The second film, “Baby Eat Baby,” is hardly less interesting. With a distinctly Bunuelian flavor to its droll and ugly surrealism, this short tells two parallel stories: an inarticulate nebbish bachelor kills, cooks and eats a human baby, while his Svankmajer-esque claymation/puppet neighbors do the same thing to a live chicken. This short also defies easy description. Like the first film, its sense of space and rhythm is striking, even remarkable. Both films also have in common that they represent dangerous filmmaking at its very, very best.  

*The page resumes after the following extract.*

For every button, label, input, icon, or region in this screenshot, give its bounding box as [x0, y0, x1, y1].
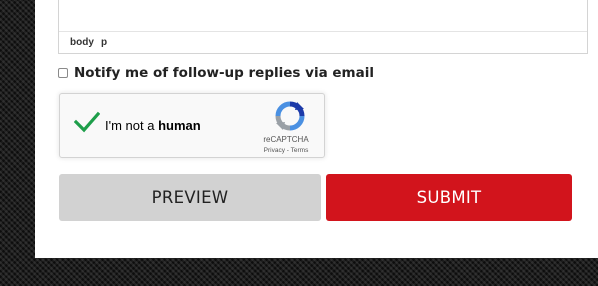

Zagar and his collaborators Nathan Caswell and Michael Reich understand, at least as well as anyone, that graphic imagery broadens the mind, as well as the possibilities of narrative discourse; shock value is a crowbar to crack the unconscious, and allow the filmmakers to pour raw story straight in. This lets the audience enjoy many nourishing elements in storytelling, which are often leeched out before the work is finished, by artists whose process is less precarious. I don’t know what kind of distribution these shorts are getting, but if this kind of talk intrigues you, by all or any means, seek them out and see them. Not much out there is as special as this.